I don’t know if this etiquette just wasn’t passed down to my Au Pair’s generation, or if this is a cultural expectation. Communicating this, and other forms of etiquette, to your Au Pair can help you avoid similarly uncomfortable situations.
Hiccup #2: When Your Au Pair’s Level of Cleanliness Isn’t the Same as Yours.
I know I’m super Type-A and a complete organization and neat freak. So, when I see toys lying about during my Au Pair’s work time or her dirty dishes sitting by the sink for too long, I can feel my level of anxiety rising.
Of course, I put in my Host Family profile what my cleanliness expectations were, but reading about something and experiencing it are two different things! (I’m sure no one could imagine what it’s like to live with me until you’ve survived it).
Having her adjust to my anal-retentive level of organization has been a work in progress. But, when something bothers you on any level, the best solution is to address it head-on.
Hiccup #3: What If Your Au Pair Needs More Than a Few Reminders… About the Same Thing?
When it comes to addressing issues, this one is one of those minor annoyances that becomes progressively more irritating over time.
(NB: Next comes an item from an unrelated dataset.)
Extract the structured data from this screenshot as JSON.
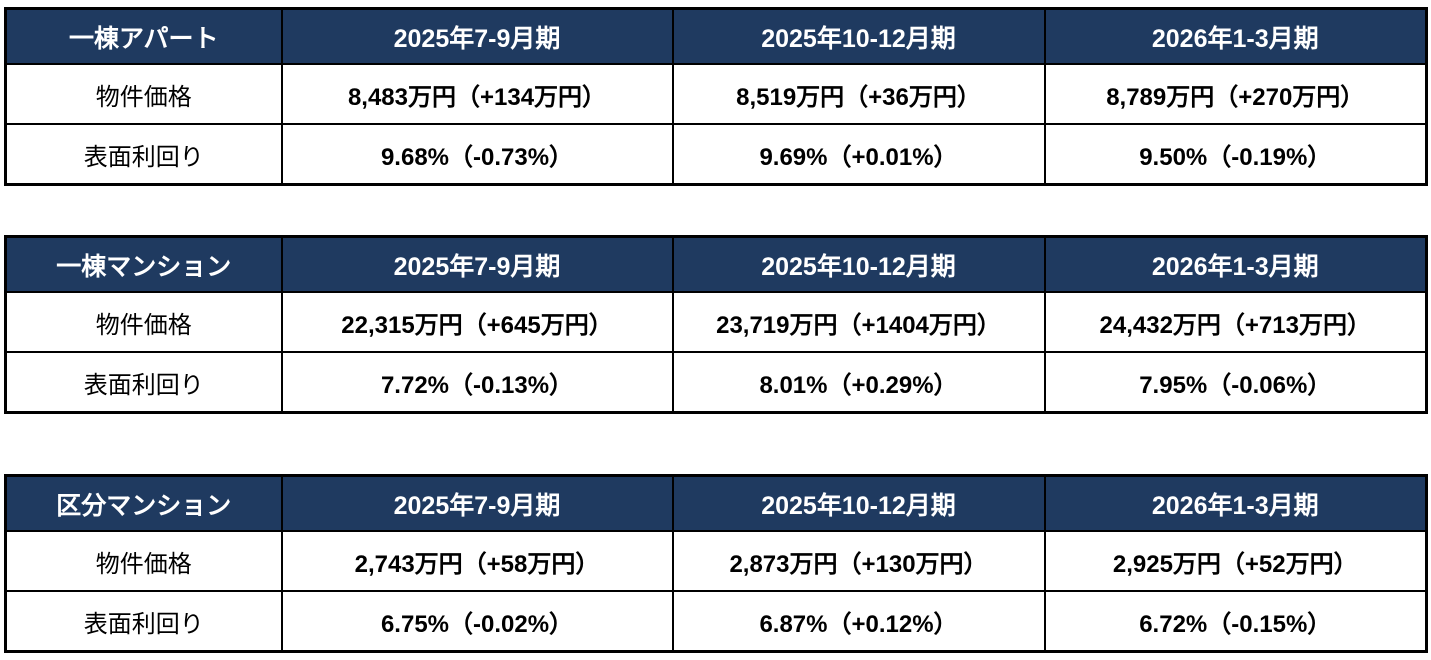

For some unknown reason, my Au Pair repeatedly forgets to pull the back door closed tightly, and it is often blown ajar or left half closed. Reminding her time and time again to do the same thing gets old, and we start to feel like she isn’t listening.
After getting rather exhausted with the repetition, I finally just posted a sign on the door that says, “Please shut door tightly” as a not-so-subtle reminder of what needs to take place. Problem solved.
Note: If you find yourself addressing issues like this one, I do recommend verbal discussion before using a sign. Even though our verbal reminders weren’t enough, personal communication is important. In this case, the sign supported what I’d already told her in person, coming across as a reminder rather than a rude note.
During our first six months, we’ve found ourselves addressing issues like these, and also really minor issues that are so trivial they needn’t be discussed.
But along with the hiccups come unexpected benefits.
Did I ever expect my Au Pair to share so much of my own personality, or to fall so quickly in love with my boys? No.
Did I expect to hear my Au Pair say, “I love you” to them before a nap or bedtime, just as an older sibling and family member would? Not particularly.
In most cases, I hate surprises, but in this case, some surprises are a welcomed addition to our hosting experience!